Persistence and Long-Term Protection of Vi Antibodies Induced by Vi-DT Conjugate Vaccines in Indonesian

PT Bio Farma

Status and phase

Completed

Phase 3

Phase 2

Conditions

Vaccine

Treatments

Drug: Vi-DT Typhoid Conjugate Vaccine

Study type

Interventional

Funder types

Other

Industry

Identifiers

NCT04741828

Typhoid 0220

Details and patient eligibility

About

Vi-DT Typhoid vaccine is a novel vaccine.

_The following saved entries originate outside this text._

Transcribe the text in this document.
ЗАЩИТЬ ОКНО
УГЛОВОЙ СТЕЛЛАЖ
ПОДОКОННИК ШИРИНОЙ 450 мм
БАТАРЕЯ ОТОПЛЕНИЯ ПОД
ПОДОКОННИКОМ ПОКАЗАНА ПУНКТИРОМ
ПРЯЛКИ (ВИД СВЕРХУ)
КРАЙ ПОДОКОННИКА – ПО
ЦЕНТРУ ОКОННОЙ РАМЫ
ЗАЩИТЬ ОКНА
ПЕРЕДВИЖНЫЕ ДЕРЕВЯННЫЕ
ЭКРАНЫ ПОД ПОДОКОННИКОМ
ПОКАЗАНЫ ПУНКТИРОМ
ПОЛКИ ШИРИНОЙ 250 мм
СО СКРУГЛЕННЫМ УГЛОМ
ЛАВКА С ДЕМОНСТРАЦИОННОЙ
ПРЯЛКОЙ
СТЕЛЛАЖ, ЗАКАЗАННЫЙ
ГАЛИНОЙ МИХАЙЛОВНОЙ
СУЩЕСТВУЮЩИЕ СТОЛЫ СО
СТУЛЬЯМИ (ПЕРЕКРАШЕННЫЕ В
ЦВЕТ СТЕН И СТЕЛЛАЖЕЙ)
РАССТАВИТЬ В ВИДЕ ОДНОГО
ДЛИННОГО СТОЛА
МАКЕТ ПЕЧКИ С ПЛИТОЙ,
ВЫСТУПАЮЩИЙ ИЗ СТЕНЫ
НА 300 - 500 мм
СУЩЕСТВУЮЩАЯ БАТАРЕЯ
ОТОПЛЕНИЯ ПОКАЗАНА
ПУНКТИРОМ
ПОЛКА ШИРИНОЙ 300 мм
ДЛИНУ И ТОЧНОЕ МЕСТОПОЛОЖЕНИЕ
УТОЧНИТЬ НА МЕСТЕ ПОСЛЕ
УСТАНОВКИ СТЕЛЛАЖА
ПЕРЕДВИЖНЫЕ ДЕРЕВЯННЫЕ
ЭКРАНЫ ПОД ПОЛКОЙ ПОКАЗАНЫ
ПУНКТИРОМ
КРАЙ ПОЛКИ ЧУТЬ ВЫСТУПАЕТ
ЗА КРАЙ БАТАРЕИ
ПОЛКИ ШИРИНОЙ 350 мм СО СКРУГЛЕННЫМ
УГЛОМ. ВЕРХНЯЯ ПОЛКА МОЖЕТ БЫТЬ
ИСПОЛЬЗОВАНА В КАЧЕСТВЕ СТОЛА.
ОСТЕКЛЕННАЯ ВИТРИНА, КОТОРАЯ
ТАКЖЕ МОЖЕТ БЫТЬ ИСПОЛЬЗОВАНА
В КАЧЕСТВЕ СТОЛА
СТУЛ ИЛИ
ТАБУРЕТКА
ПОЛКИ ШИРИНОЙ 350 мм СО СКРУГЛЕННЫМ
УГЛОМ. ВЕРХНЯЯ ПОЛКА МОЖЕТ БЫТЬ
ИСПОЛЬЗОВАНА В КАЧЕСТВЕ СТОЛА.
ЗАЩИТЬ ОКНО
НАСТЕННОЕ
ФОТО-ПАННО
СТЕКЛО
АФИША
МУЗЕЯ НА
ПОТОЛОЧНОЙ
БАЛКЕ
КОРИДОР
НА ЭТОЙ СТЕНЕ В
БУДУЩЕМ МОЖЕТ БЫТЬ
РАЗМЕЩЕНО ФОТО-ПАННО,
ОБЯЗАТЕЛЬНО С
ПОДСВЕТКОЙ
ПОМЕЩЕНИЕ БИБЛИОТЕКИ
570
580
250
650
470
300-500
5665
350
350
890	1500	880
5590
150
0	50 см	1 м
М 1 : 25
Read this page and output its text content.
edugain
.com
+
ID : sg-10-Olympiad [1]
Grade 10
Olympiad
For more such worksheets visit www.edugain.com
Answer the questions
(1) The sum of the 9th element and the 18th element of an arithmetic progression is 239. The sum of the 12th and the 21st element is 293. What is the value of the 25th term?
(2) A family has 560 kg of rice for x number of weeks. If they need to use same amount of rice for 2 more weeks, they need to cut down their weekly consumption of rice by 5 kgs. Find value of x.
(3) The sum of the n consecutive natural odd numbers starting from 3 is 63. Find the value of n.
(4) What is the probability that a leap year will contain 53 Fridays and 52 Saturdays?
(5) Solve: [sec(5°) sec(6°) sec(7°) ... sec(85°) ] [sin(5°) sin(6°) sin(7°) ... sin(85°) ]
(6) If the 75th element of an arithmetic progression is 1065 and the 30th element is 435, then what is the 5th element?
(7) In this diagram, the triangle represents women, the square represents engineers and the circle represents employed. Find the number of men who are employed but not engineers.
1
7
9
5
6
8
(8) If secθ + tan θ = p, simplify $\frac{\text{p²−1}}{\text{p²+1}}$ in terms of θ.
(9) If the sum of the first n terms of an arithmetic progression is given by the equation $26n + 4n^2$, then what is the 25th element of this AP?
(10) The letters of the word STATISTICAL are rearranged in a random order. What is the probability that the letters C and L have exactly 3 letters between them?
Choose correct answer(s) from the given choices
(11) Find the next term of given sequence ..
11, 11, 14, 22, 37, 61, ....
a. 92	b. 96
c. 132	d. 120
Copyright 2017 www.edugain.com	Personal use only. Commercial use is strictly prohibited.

This study will be done to know the long-term protection and persistent antibody by measured the antibody titer after 2,3,4 and 5 years after immunization.

Full description

This study will be done to know the long-term protection and persistent antibody, by measured the antibody titer after 2,3,4 and 5 years after immunization.

Enrollment

188 patients

Sex

All

Ages

6 months to 40 years old

Volunteers

Accepts Healthy Volunteers

Inclusion criteria

Healthy.
Subject who completed the phase II Vi-DT study (Typhoid 0218)
Subjects/Parents have been informed properly regarding the study and signed the informed consent form.
Subject/parents/legal guardians will commit to comply with the instructions of the investigator and the schedule of the trial.

Exclusion criteria

Subject concomitantly enrolled or scheduled to be enrolled in another trial.
Evolving mild, moderate or severe illness, especially infectious diseases or fever (axillary temperature ≥ 37.5oC).
Known history of allergy to any component of the vaccines.
History of uncontrolled coagulopathy or blood disorders contraindicating intramuscular injection.
Any abnormality or chronic disease which according to the investigator might be compromised by the vaccination and/or interfere with the assessment of the trial objectives.